Abstract

Four decades ago, the Ninth Circuit ruled that expert testimony was inadmissible to determine whether Mayor McCheese and the merry band of McDonaldland characters infringed copyright protection for Wilhelmina W. Witchiepoo and the other imaginative H.R. Pufnstuf costumed characters. Since the emergence of software copyright infringement cases in the 1980s, substantially all software copyright cases have employed expert witnesses to aid juries in understanding software code. As the Second Circuit wisely recognized in Computer Associates Int’l, Inc. v.
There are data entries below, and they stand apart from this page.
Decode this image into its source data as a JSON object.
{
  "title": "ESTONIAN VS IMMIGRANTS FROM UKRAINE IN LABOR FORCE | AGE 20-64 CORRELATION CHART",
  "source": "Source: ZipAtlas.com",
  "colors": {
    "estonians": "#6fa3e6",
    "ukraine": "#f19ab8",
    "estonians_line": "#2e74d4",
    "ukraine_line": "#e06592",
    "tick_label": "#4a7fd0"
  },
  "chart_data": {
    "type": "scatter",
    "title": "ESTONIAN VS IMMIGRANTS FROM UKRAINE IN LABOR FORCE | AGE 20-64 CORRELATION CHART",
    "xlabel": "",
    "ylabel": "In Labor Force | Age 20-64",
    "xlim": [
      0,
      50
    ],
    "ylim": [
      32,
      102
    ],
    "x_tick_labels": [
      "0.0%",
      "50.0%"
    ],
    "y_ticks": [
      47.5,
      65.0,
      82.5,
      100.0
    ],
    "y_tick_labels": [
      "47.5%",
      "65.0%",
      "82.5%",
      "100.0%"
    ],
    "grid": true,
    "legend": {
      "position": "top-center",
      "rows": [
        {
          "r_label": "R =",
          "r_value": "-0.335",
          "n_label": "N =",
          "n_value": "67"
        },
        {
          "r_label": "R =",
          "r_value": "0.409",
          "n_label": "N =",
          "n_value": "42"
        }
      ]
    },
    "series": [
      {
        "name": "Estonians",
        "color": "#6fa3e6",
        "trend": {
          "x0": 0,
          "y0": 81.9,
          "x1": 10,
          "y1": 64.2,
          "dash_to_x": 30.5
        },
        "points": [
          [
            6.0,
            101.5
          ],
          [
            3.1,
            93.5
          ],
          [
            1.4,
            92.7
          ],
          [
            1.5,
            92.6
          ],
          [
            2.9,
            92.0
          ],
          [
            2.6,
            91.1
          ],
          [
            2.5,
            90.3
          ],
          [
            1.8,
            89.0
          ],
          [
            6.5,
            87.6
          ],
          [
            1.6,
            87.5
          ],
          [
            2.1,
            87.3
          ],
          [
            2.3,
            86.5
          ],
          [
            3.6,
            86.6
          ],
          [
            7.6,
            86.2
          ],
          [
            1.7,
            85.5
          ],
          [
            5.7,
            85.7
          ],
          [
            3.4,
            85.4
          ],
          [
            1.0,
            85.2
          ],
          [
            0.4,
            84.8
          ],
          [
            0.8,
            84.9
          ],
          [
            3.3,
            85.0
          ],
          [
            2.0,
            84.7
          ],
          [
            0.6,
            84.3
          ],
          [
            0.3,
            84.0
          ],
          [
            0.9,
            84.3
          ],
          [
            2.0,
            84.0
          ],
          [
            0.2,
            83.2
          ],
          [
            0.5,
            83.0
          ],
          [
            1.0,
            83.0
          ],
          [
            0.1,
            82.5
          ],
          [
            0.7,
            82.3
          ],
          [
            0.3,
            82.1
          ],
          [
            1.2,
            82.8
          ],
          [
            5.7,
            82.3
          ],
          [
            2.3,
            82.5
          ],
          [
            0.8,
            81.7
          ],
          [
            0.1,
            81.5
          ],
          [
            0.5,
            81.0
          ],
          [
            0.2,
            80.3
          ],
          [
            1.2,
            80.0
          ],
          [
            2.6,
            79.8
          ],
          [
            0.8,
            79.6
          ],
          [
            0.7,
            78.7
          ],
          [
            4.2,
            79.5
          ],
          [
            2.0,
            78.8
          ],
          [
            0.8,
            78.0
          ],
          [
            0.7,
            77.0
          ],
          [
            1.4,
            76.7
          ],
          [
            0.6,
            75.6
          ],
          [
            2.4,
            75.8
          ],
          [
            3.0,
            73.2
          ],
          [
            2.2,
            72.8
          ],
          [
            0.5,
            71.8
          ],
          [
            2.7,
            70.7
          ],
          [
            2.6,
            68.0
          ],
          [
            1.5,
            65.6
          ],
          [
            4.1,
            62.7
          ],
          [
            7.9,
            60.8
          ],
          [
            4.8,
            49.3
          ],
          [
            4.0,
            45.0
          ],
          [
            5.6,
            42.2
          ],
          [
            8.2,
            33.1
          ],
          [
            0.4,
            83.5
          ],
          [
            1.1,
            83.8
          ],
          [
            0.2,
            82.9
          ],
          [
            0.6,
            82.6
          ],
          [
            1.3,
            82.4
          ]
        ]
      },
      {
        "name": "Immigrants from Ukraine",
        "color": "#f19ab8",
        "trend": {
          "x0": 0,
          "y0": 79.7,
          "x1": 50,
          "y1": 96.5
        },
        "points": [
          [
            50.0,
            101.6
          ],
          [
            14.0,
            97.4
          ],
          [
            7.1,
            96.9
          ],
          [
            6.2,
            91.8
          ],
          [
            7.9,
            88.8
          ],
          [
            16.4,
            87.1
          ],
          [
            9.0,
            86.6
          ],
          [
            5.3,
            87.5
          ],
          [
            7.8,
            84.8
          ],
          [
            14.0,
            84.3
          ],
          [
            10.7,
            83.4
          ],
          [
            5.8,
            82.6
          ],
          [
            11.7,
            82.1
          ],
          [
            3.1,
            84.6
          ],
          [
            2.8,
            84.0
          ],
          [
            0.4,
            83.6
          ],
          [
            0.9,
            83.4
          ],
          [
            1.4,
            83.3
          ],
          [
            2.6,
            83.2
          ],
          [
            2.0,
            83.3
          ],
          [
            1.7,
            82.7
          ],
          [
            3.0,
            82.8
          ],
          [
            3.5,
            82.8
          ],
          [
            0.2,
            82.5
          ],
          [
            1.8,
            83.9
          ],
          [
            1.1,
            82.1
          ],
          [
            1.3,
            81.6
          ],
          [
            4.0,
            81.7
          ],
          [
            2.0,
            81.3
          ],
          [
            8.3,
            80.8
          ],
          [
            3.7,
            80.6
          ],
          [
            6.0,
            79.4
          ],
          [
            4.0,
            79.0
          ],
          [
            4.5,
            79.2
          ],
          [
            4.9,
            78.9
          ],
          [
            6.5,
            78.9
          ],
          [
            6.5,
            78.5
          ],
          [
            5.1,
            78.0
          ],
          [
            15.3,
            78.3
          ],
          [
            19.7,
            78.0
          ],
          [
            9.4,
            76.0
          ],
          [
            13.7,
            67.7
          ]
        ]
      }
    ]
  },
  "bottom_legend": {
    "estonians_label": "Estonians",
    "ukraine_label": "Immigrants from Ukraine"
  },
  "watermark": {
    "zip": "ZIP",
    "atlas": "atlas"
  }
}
Altai, Inc., 982 F.2d 693, 713 (2d Cir. 1992), the ordinary observer standard “may well have served its purpose when the material under scrutiny was limited to art forms readily comprehensible and generally familiar to the average lay person,” but as to computer programs, district courts must have “discretion . . . to decide to what extent, if any, expert opinion, regarding the highly technical nature of computer programs, is warranted in a given case.” Yet in a shocking departure from the decisions of every other circuit that has confronted software copyright infringement litigation, the Ninth Circuit reaffirmed and applied an anachronistic bar on expert testimony — originating in Krofft Television Prods., Inc. v. McDonald’s Corp., 562 F.2d 1157, 1164 (9th Cir. 1977) — to all copyright disputes, including those involving highly technical works. Antonick v. Electronic Arts, Inc., 841 F.3d 1061 (9th Cir. 2016), holds that lay juries must decipher and analyze software code — in this case, hexadecimal assembly code for different processors — without the assistance of expert witnesses. The author of the Ninth Circuit’s Antonick decision called the rule that he was following “nutty.” This paper argues that Supreme Court intervention is required to crack open that nutty rule.